Posted: 1 year ago

Reimagining Tourism Regulations: Implications and Prospects of the New Tourism Law

The tourism industry plays a vital role in our country's economic framework, given its significant contributions to the economy. The introduction of new regulatory policies in this sector carries considerable implications for its future dynamics and trajectory. Hence, it's intriguing to understand the prospects of the latest tourism regulatory reform, the challenges it might pose, and its regulatory role.

Irakli Gelovani, Advisor for Policy and Legal Issues at USAID's Economic Governance Program, states on the "BusinessPartner" podcast that the tourism industry's indicators show a steady upswing, gradually surpassing pre-pandemic levels—an important milestone for our country's economic stability.

The draft for the new tourism law, the product of a concerted effort involving the Parliamentary Committee on Sectoral Economy and Economic Policy, and the Tourism Administration, is ready for introduction in Parliament in the forthcoming week.

"We engaged an international expert during the formulation of this legislation who examined best practices from around the globe, including those with minimal regulatory interventions.

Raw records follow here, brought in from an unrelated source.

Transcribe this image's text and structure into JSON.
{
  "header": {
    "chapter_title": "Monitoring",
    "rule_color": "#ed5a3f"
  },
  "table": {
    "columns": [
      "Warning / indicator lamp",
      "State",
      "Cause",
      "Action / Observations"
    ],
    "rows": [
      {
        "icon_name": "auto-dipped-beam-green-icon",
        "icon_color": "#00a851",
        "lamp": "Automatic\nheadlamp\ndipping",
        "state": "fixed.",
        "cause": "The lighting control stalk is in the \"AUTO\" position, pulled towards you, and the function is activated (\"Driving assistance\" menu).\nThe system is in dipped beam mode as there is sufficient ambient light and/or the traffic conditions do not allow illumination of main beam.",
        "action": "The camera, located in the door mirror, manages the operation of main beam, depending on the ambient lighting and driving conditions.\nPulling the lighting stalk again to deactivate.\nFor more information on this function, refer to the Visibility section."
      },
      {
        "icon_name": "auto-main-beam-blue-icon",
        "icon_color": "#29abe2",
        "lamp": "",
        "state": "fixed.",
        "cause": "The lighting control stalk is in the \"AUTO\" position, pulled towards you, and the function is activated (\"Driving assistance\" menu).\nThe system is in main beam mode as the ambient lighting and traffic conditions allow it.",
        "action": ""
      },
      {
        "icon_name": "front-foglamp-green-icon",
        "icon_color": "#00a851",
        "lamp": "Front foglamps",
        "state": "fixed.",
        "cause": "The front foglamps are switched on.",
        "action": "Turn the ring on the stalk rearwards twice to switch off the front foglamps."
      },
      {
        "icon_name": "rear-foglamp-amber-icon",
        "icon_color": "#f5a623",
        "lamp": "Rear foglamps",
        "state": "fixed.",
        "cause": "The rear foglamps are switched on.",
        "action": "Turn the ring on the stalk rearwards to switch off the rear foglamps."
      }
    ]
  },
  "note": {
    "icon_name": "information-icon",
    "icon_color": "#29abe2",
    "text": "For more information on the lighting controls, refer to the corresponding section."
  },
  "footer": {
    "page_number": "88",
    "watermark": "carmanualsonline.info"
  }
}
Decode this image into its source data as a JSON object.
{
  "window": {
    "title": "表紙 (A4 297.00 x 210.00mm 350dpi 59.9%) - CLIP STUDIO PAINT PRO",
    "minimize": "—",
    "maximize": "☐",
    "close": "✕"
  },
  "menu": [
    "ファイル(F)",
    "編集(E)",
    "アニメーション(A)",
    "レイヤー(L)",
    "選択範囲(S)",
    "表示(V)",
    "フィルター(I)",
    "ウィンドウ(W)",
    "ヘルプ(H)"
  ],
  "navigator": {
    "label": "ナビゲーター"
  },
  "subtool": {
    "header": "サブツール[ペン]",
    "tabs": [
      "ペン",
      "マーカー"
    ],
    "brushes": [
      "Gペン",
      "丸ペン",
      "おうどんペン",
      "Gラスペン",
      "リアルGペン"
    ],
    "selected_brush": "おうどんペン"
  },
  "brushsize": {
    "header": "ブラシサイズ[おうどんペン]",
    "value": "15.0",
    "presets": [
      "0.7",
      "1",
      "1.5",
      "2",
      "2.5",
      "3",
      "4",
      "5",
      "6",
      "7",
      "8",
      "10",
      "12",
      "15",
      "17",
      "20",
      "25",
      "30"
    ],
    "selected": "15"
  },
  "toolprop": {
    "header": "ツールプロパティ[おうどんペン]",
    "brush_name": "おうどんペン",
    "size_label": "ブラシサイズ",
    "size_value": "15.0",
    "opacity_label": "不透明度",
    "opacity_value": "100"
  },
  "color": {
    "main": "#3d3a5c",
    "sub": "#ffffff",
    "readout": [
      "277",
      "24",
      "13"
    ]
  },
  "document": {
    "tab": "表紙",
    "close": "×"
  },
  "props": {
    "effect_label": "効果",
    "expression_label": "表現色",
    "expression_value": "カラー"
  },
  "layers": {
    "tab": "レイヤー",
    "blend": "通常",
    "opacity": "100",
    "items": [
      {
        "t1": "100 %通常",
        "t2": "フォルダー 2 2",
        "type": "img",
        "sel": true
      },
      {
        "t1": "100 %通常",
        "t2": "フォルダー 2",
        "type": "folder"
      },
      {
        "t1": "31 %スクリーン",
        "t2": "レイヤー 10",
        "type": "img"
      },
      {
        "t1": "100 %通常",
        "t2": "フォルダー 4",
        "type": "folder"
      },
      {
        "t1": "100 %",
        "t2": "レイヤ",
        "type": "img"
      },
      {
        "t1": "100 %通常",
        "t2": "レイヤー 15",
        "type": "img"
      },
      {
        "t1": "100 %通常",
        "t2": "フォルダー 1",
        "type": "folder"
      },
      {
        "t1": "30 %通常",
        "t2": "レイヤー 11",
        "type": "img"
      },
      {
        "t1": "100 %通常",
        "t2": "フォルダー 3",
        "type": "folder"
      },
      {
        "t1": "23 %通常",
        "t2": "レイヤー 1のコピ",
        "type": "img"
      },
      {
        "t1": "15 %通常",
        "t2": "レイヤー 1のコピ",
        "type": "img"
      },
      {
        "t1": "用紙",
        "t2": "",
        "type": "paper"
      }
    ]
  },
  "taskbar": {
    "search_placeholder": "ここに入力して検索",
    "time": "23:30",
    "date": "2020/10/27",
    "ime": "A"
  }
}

We conducted a Regulatory Impact Assessment to gauge possible preliminary outcomes," Gelovani shares. The law encompasses three primary aspects: guide regulations, the duty of care relating to tour operators, and accommodation sector regulations. Private sector involvement was critical throughout this process.

Gelovani notes that the projected Net Present Value (NPV) over a decade, based on preliminary data, is over 2 billion GEL. This figure could significantly impact our country, directly or indirectly.

A critical aspect of the proposed law is its alignment with European directives, which is stipulated by the association agreement. Georgia has committed to converging with two specific directives. The first directive pertains to tourist packages, ensuring that creators and sellers of these products owe certain responsibilities to consumers.

"The second directive deals with the financial stability of tour operators, aiming to solve the issue of insolvency which left many tourists stranded. The key here is aligning financial security with turnover and service. The National Tourism Administration will oversee the implementation of this directive," Gelovani elaborates.

Drawing on other nations' practices, the guarantee percentage, reflecting a specific portion of the revenue earned from the previous year's tourist packages, should be in place. Minimum values are set based on economic indicators.

While the directive doesn't specifically mention how countries should request financial security, the most commonly employed methods are through insurance and bank guarantees. Although no such insurance product exists currently in the market, consultations with insurance companies indicate the potential for developing a suitable product.

Gelovani emphasizes the importance of transparency and proper regulation understanding. A transition period of around two years will allow the interested parties and tour operators to adapt to these new provisions.

"It's a complex issue, but it's gradually becoming evident that it's not as daunting as initially perceived. Consequently, conscientious tour operators who abide by the rules won't face any substantial changes," concludes Irakli Gelovani.